Much of the current debate about the healthcare system assumes that the best way to develop delivery systems is to have an integrated approach focusing on the needs of the consumer. A typical example of this approach is found in the Western Australian Government document, Designing the Future, which describes that State’s goals for an integrated heath system (Health 2020). The expectations emerging from an integrated service model will define how ‘nursing’ will be expected to respond to new demands from the labour market. This debate, the assumptions underpinning it, and the evolving systems of work practice will influence decisions about the best approach to the future education and training of nurses.

Nurses form a key part of the health workforce, but one that in recent times has not been expanding at the same rate as the workforce of other health professionals.16

In the longer term, questions about how best to address the particular education and training needs of nurses will need to be addressed in a complex web of relationships with issues concerning the education and training of the whole spectrum of other health workers and professions. To achieve this synergy strong partnerships between the service sectors and the education and training sectors will be necessary.

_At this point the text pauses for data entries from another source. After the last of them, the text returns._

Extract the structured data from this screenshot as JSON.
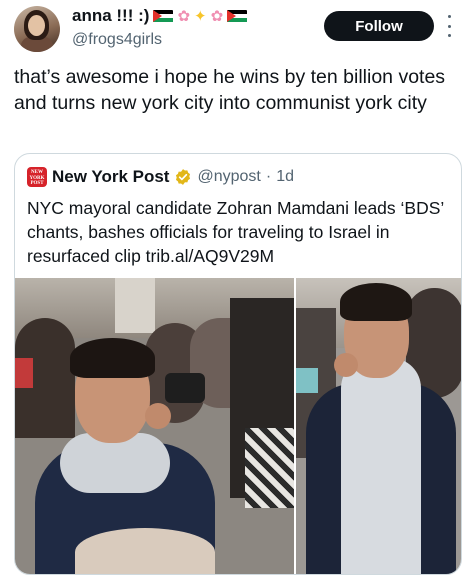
{
  "author": {
    "display_name": "anna !!! :)",
    "handle": "@frogs4girls",
    "name_emojis": [
      "flag",
      "blossom",
      "sparkle",
      "blossom",
      "flag"
    ]
  },
  "follow_button": {
    "label": "Follow"
  },
  "tweet": {
    "text": "that’s awesome i hope he wins by ten billion votes and turns new york city into communist york city"
  },
  "quoted_tweet": {
    "display_name": "New York Post",
    "logo_text": "NEW YORK POST",
    "handle": "@nypost",
    "separator": "·",
    "time": "1d",
    "text": "NYC mayoral candidate Zohran Mamdani leads ‘BDS’ chants, bashes officials for traveling to Israel in resurfaced clip trib.al/AQ9V29M"
  },
  "colors": {
    "text_primary": "#0f1419",
    "text_secondary": "#536471",
    "border": "#cfd9de",
    "follow_bg": "#0f1419",
    "verified_gold": "#e2b719",
    "nyp_red": "#d6232a"
  }
}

While Australia has no infrastructure capable of providing this at present, recent moves to establish a national strategic health workforce body will, if successful, begin a more systematic integrated planning process across the different health professions.

In relation to the education of health professionals, of worth noting is the work being undertaken in the United Kingdom under the Quality Assurance Agency for Higher Education. As the result of benchmarking education standards for the different health professions, the Agency has now produced an emerging health professions framework which covers 11 different health professional groups including nursing and midwifery (The Quality Assurance Agency for Higher Education, 2001).


16 Between 1986 and 1996 the increase in employed health diagnosis and treatment practitioners including doctors was 66%. The corresponding increase for nurses was 4% (AIHW 2001b, Table 6).